Container technology terminology - Container Build Lens

Container technology terminology

  • Container – Containers provide a standard way to package your application's code, configurations, and dependencies into a single object. Containers share an operating system installed on the host server and run as resource-isolated processes, ensuring quick, reliable, and consistent deployments, regardless of environment. A container is a runnable instance of an image (see Deep Dive on Containers on AWS getting started resource center). While a container image is immutable, the container adds a read/write layer on top of the image to which your application can write information like temporary files or logs (see Docker overview). When the container stops and is removed, the information written to the temporary read/write layer will be lost.

  • Container image – Container images are read-only templates used to build out containers. Container images are immutable, meaning they cannot be changed once created. Container images are created using layers by reading a text file that is called a Dockerfile that contains all necessary information. You can find the Dockerfile reference here.

  • Container runtime – Software running on a container host (virtual machine or bare metal server) operating system that is responsible for running and managing containers. The container relies on the kernel of the host for all system calls.

  • Dockerfile – A file or series of files containing commands that describe the content of a container image. Each command represents a layer on the Container image (see the Container image layers definition).

  • Container build – A container image built from a Dockerfile. This process results in a container image containing the necessary components to run your containerized application.

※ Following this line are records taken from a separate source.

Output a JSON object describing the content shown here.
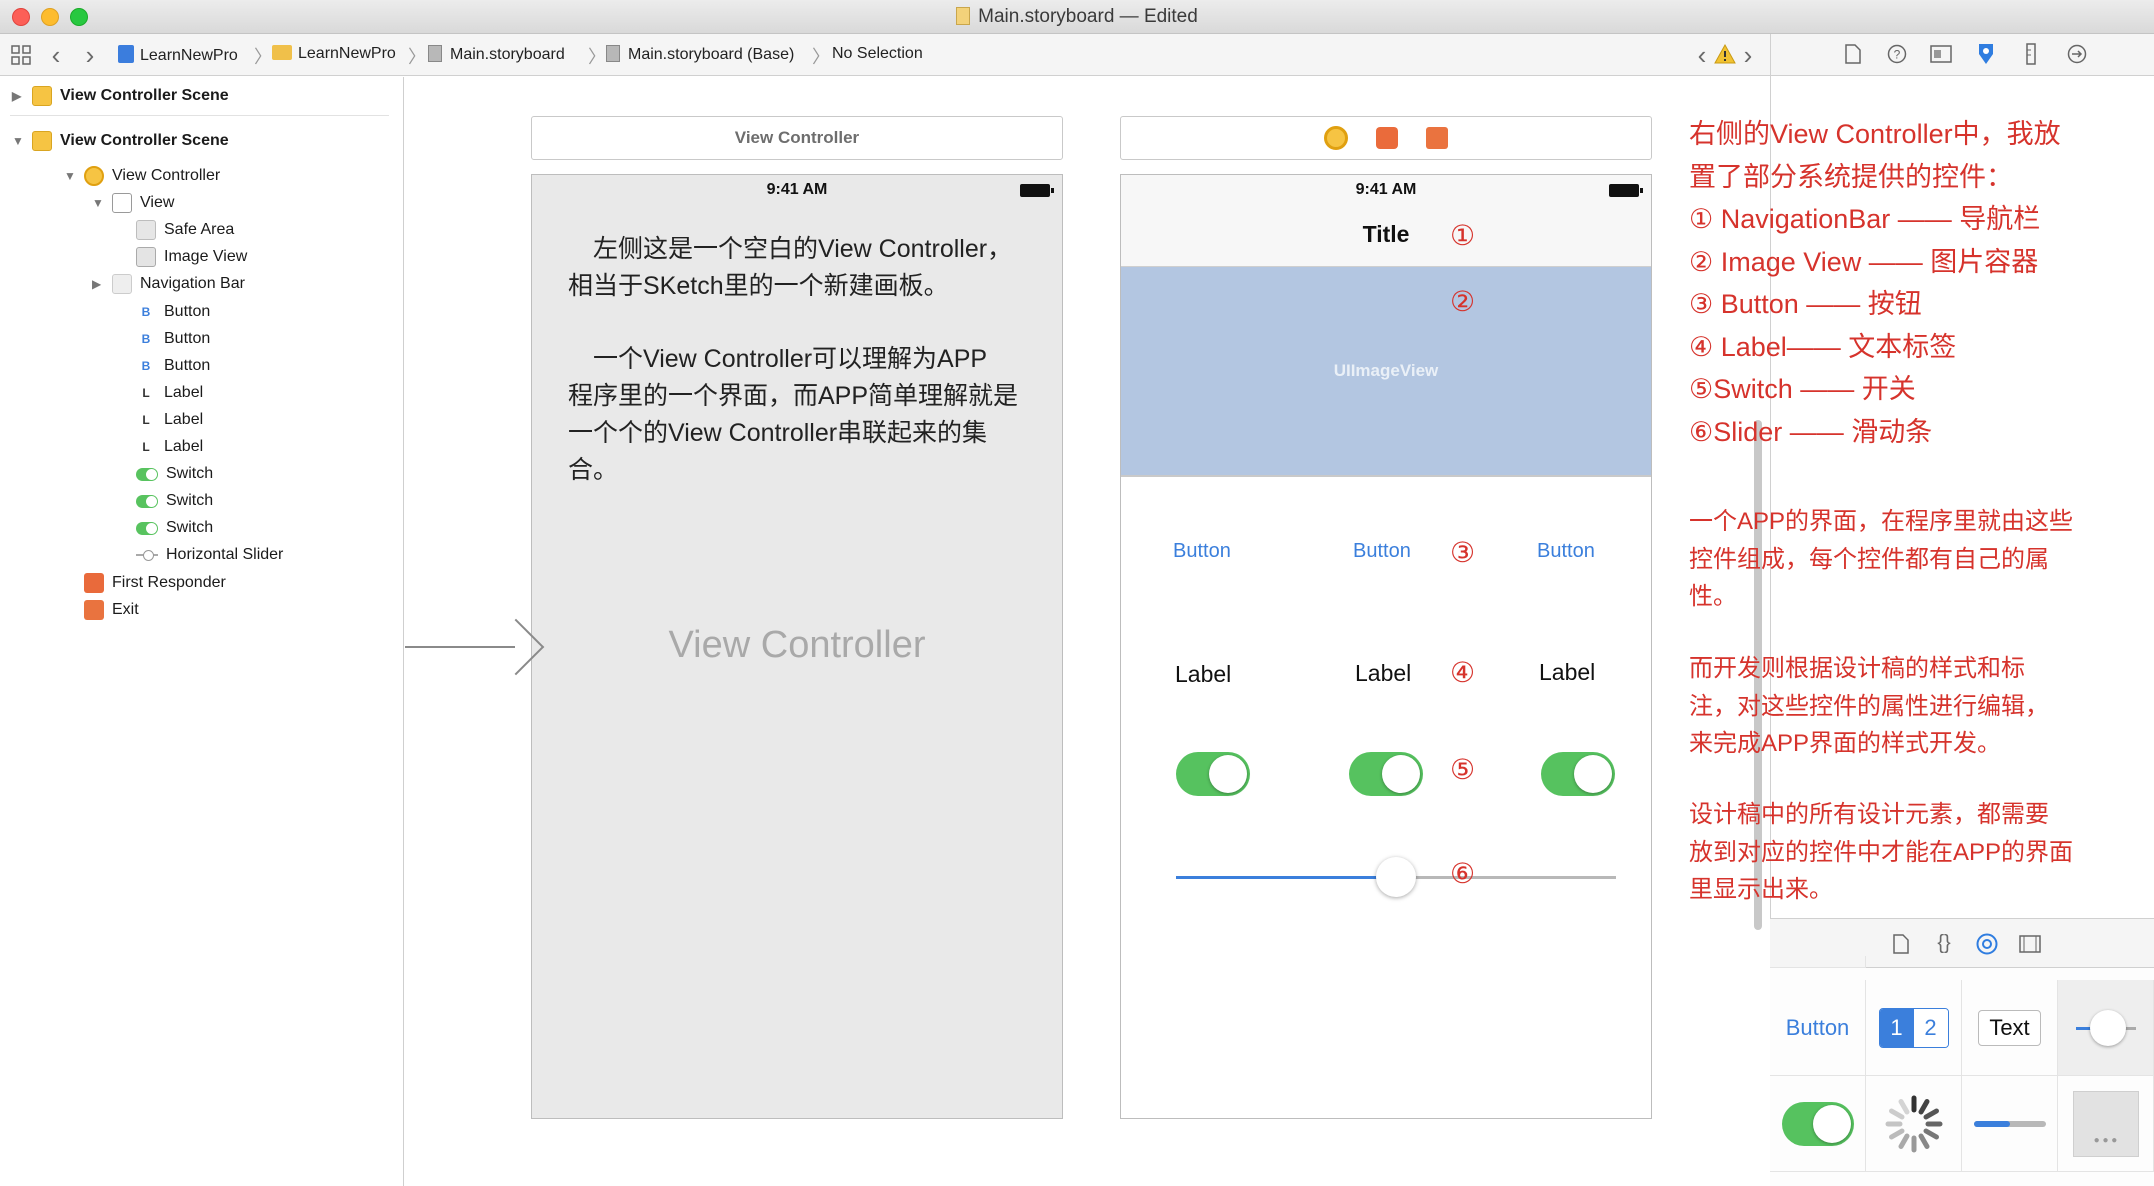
{
  "window": {
    "title": "Main.storyboard — Edited"
  },
  "jumpbar": {
    "crumbs": [
      "LearnNewPro",
      "LearnNewPro",
      "Main.storyboard",
      "Main.storyboard (Base)",
      "No Selection"
    ]
  },
  "navigator": {
    "scenes": [
      {
        "label": "View Controller Scene",
        "expanded": false
      },
      {
        "label": "View Controller Scene",
        "expanded": true
      }
    ],
    "items": [
      {
        "label": "View Controller",
        "icon": "view-controller-icon"
      },
      {
        "label": "View",
        "icon": "view-icon"
      },
      {
        "label": "Safe Area",
        "icon": "safe-area-icon"
      },
      {
        "label": "Image View",
        "icon": "image-view-icon"
      },
      {
        "label": "Navigation Bar",
        "icon": "navigation-bar-icon"
      },
      {
        "label": "Button",
        "icon": "button-icon",
        "glyph": "B"
      },
      {
        "label": "Button",
        "icon": "button-icon",
        "glyph": "B"
      },
      {
        "label": "Button",
        "icon": "button-icon",
        "glyph": "B"
      },
      {
        "label": "Label",
        "icon": "label-icon",
        "glyph": "L"
      },
      {
        "label": "Label",
        "icon": "label-icon",
        "glyph": "L"
      },
      {
        "label": "Label",
        "icon": "label-icon",
        "glyph": "L"
      },
      {
        "label": "Switch",
        "icon": "switch-icon"
      },
      {
        "label": "Switch",
        "icon": "switch-icon"
      },
      {
        "label": "Switch",
        "icon": "switch-icon"
      },
      {
        "label": "Horizontal Slider",
        "icon": "slider-icon"
      },
      {
        "label": "First Responder",
        "icon": "first-responder-icon"
      },
      {
        "label": "Exit",
        "icon": "exit-icon"
      }
    ]
  },
  "left_scene": {
    "header": "View Controller",
    "time": "9:41 AM",
    "para1": "左侧这是一个空白的View Controller，相当于SKetch里的一个新建画板。",
    "para1_lines": [
      "　左侧这是一个空白的View Controller，",
      "相当于SKetch里的一个新建画板。"
    ],
    "para2_lines": [
      "　一个View Controller可以理解为APP",
      "程序里的一个界面，而APP简单理解就是",
      "一个个的View Controller串联起来的集",
      "合。"
    ],
    "watermark": "View Controller"
  },
  "right_scene": {
    "time": "9:41 AM",
    "nav_title": "Title",
    "image_view_label": "UIImageView",
    "buttons": [
      "Button",
      "Button",
      "Button"
    ],
    "labels": [
      "Label",
      "Label",
      "Label"
    ],
    "markers": [
      "①",
      "②",
      "③",
      "④",
      "⑤",
      "⑥"
    ],
    "slider_value": 0.5
  },
  "annotation": {
    "intro": [
      "右侧的View Controller中，我放",
      "置了部分系统提供的控件："
    ],
    "list": [
      "① NavigationBar —— 导航栏",
      "② Image View —— 图片容器",
      "③ Button —— 按钮",
      "④ Label—— 文本标签",
      "⑤Switch —— 开关",
      "⑥Slider —— 滑动条"
    ],
    "p1": [
      "一个APP的界面，在程序里就由这些",
      "控件组成，每个控件都有自己的属",
      "性。"
    ],
    "p2": [
      "而开发则根据设计稿的样式和标",
      "注，对这些控件的属性进行编辑，",
      "来完成APP界面的样式开发。"
    ],
    "p3": [
      "设计稿中的所有设计元素，都需要",
      "放到对应的控件中才能在APP的界面",
      "里显示出来。"
    ]
  },
  "library": {
    "button_label": "Button",
    "segment_labels": [
      "1",
      "2"
    ],
    "textfield_label": "Text"
  },
  "colors": {
    "annotation_red": "#d6332c",
    "ios_blue": "#3b7fdc",
    "switch_green": "#56c25f",
    "image_view_fill": "#b3c6e1"
  }
}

  • Base image – A starting point container image that is used in the container build process to generate custom or new container images. This image has FROM scratch in the Dockerfile.

  • Parent image – The images that are used to create your image. The parent images are referenced in the FROM command of your Dockerfile. It is common practice to reference a parent image rather than a base image.

  • Gold image – A gold image is the standard image for an organization to start with. The gold image is used in different business units and defines a common baseline for cross-cutting concerns like configuration, networking, and logging. This pattern is similar to the gold Amazon Machine Image (AMI) approach for Amazon Elastic Compute Cloud (Amazon EC2) instance AMIs.

  • Container image layers – In an image, each layer represents an instruction in the Dockerfile. Layers are applied in sequence to the base image to create the final image. When an image is updated or rebuilt, only the layers that change will be updated, and unchanged layers are cached locally. The sizes of each layer add up to equal the size of the final image (see Docker Glossary).

  • Container image scanning – A process for security scanning for vulnerabilities in the container image.

  • Container registry – A service used to store and distribute container images. Container images are versioned in container image repositories inside the registry. Accessing the content inside the registry is standardized in the Open Container Initiative (OCI) distribution specification. Modern registries also allow you to store related artifacts such as Helm charts or other application specification files (artifact spec support). Registries also control and limit access to content stored inside (Auth, RBAC, access logs) and partially also included vulnerability scanning features.

  • Continuous integration/Continuous delivery or deployment (CI/CD) – CI refers to an automation strategy that makes sure new code changes to an app are built, tested, and pushed to a code repository with little to no manual intervention. Continuous delivery is a logical extension of CI in that it makes sure that any code change is deployed to the various environments for testing on a defined schedule. Continuous deployment takes continuous delivery a step further by making sure any changes pushed to the shared repository (repo) through the CI process are automatically pushed to production, assuming the changes pass all verification tests in previous stages of the build pipeline.

  • CI/CD pipeline – A CI/CD pipeline consists of tooling and automation to deliver a CI/CD strategy. 

  • Microservice – An architectural and organizational approach to software development to speed up deployment cycles, foster innovation and ownership, improve maintainability and scalability of software applications, and scale organizations’ delivery software and services with an agile approach that helps teams work independently from each other.

  • Multi-stage build – A multi-stage build is a mechanism to split the build-phase of the image from the final image that will be used to run the application.